Ich frage: “Haben Sie auch Wagen sechs?”

Die Frau im Gang nickt stumm mit dem Kopf, ein wenig Verzweiflung im Gesicht. Die beiden Matronen am Fenster haben kein Problem und schauen in die gleitende Landschaft hinaus. Man wartet ganz offensichtlich auf den Zugbegleiter. Wieder ist man sich einig über die Deutsche Bahn, deren mangelnden Service und das Unding doppelter Reservierungen. Wieder kontrolliert niemand seine Fahrkarte. Dafür habe ich nun die Stricknadeln der Matrone neben mir bedrohlich nahe am Gesicht und ihre Ellbogen gelegentlich in den Rippen, weil sie aus unerfindlichen Gründen ihren Rucksack neben ihren breiten Hüften am Fenster auf den Sitz geklemmt hat und darum in meine Richtung ausweichen muss. Ich beschliesse, mit jeglicher Intervention noch zu warten, bis der Zugbegleiter da ist, auf den neben mir ganz offensichtlich nur die Mutter mit Kind wartet. Da ist der Zugbegleiter dann auch schon, der eine Sie ist. Nun werden auch endlich die Fahrscheine gezückt, quasi unter Anleitung, und es erfolgt der freundliche Rat an die Matronen, jeweils die Platzreservationskarten entsprechend der Hin- und Rückreise zu konsultieren, und deshalb wären deren Plätze eben nicht 25 und 26, sondern 61 und 62.

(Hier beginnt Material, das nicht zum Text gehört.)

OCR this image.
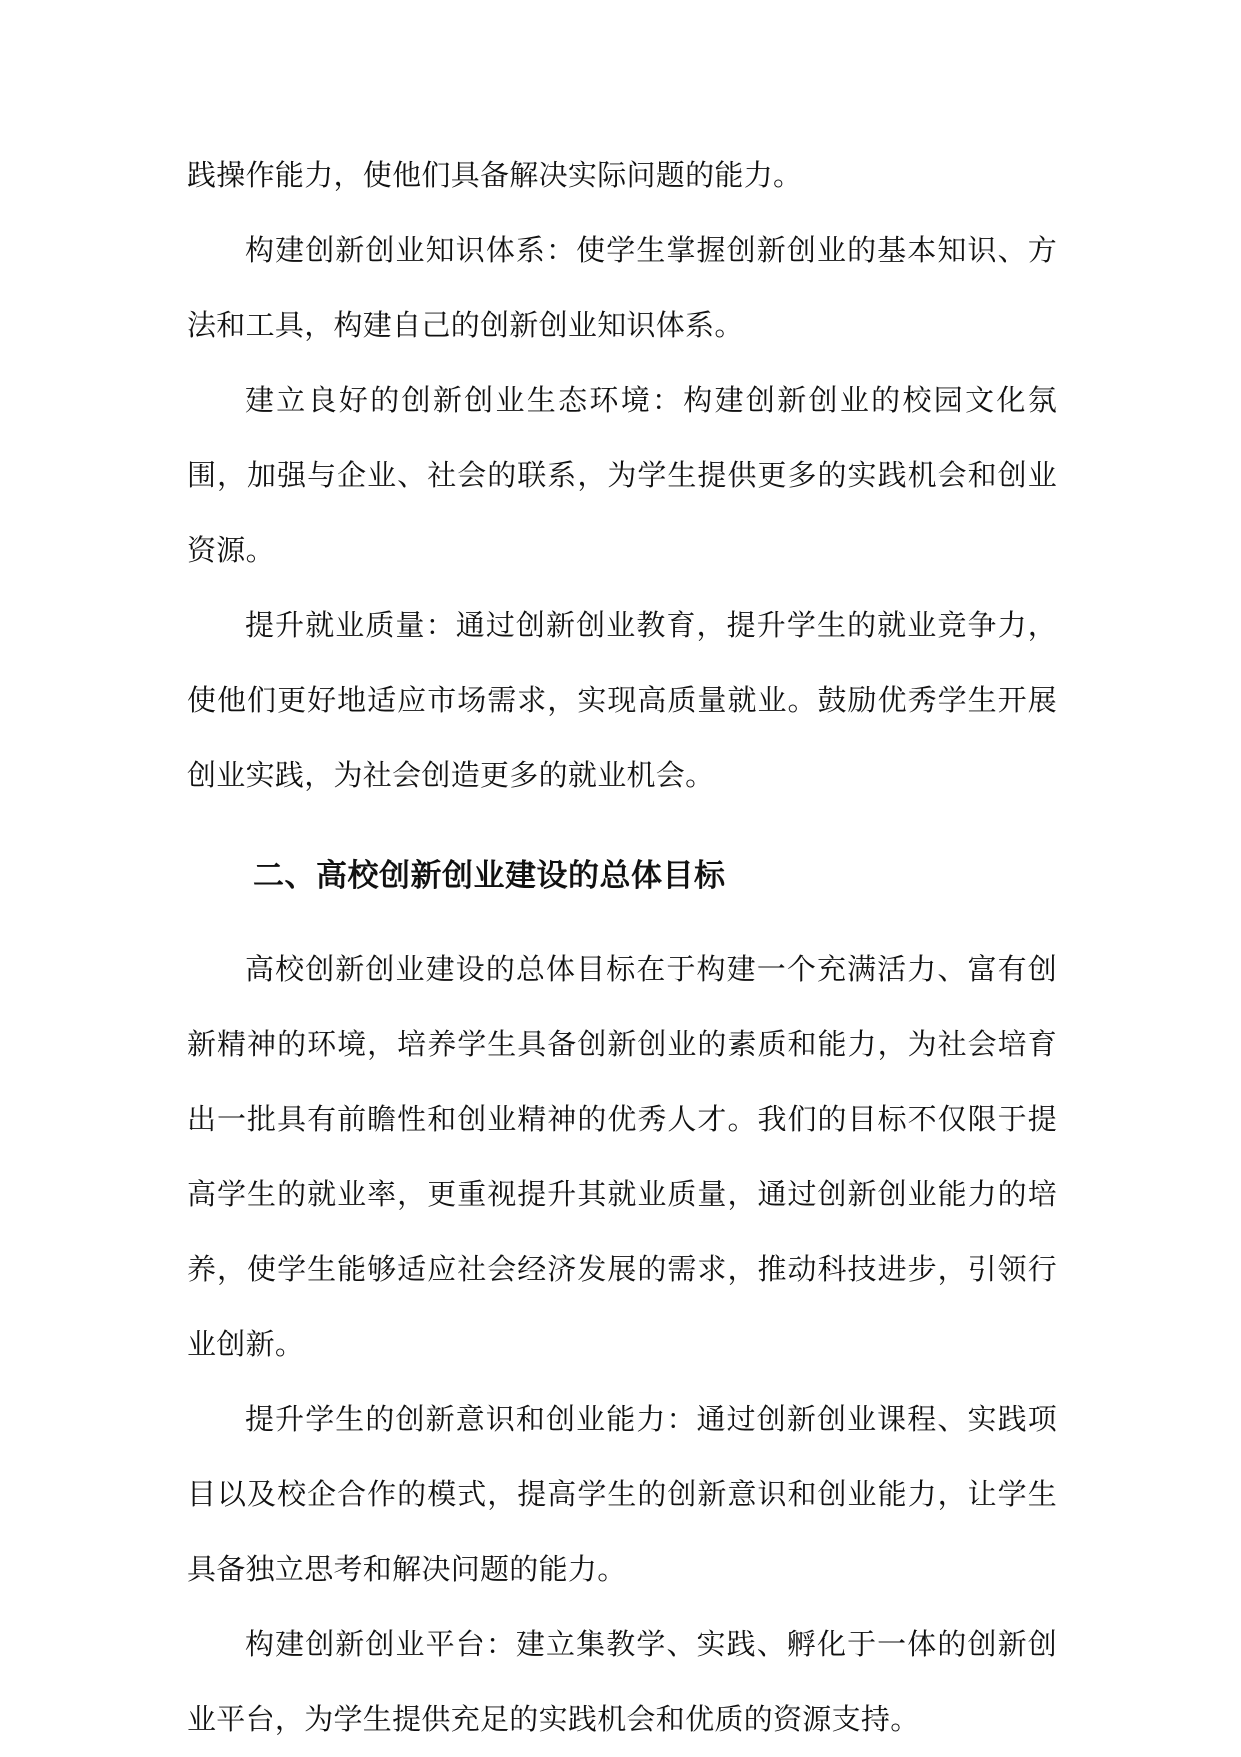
践操作能力，使他们具备解决实际问题的能力。

构建创新创业知识体系：使学生掌握创新创业的基本知识、方法和工具，构建自己的创新创业知识体系。

建立良好的创新创业生态环境：构建创新创业的校园文化氛围，加强与企业、社会的联系，为学生提供更多的实践机会和创业资源。

提升就业质量：通过创新创业教育，提升学生的就业竞争力，使他们更好地适应市场需求，实现高质量就业。鼓励优秀学生开展创业实践，为社会创造更多的就业机会。

二、高校创新创业建设的总体目标

高校创新创业建设的总体目标在于构建一个充满活力、富有创新精神的环境，培养学生具备创新创业的素质和能力，为社会培育出一批具有前瞻性和创业精神的优秀人才。我们的目标不仅限于提高学生的就业率，更重视提升其就业质量，通过创新创业能力的培养，使学生能够适应社会经济发展的需求，推动科技进步，引领行业创新。

提升学生的创新意识和创业能力：通过创新创业课程、实践项目以及校企合作的模式，提高学生的创新意识和创业能力，让学生具备独立思考和解决问题的能力。

构建创新创业平台：建立集教学、实践、孵化于一体的创新创业平台，为学生提供充足的实践机会和优质的资源支持。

Also wieder raus aus der Gemütlichkeit, natürlich ohne ein Wort der Entschuldigung. Dafür ahnt man schon das Problem:

Ob denn die Plätez 61 und 62 wenigstens frei wären?

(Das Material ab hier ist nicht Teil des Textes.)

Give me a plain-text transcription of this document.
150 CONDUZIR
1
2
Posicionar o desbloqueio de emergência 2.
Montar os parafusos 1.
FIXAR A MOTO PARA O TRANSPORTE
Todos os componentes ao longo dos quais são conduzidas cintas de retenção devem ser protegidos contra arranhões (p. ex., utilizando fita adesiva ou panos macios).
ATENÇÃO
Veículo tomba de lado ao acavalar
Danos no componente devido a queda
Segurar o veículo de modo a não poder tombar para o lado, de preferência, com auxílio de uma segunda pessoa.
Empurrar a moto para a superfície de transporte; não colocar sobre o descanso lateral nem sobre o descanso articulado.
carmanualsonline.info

Antwort: Sie waren es. Mittlerweile aber nicht mehr, und leider würde die Reservation verfallen, wenn die Plätze nach Fahrtantritt nicht belegt würden.

Die maulige Antwort, das wäre doch reichlich spitzfindig, müsste man sich doch nicht allzu selten durch den ganzen Zug zu seinen Plätzen kämpfen und könne daher seine Sitze gar nicht so schnell einnehmen, gerät dann auch ziemlich lahm, muss aber dennoch ausgesprochen werden (Stimmt ja auch: Bei dieser Vorgehensweise dauert das Platznehmen ja auch länger als die Fahrt von Freiburg nach Karlsruhe… ). Im Gegensatz dazu unterbleibt jede Entschuldigung an die Mutter mit ihrem Sohn, oder gar an die anderen Mitreisenden, die gestört wurden.

Die Zugbegleiterin bleibt übrigens durchwegs freundlich. Ihr dürfte dabei das Wissen um Platz 61 und 62 sehr geholfen haben…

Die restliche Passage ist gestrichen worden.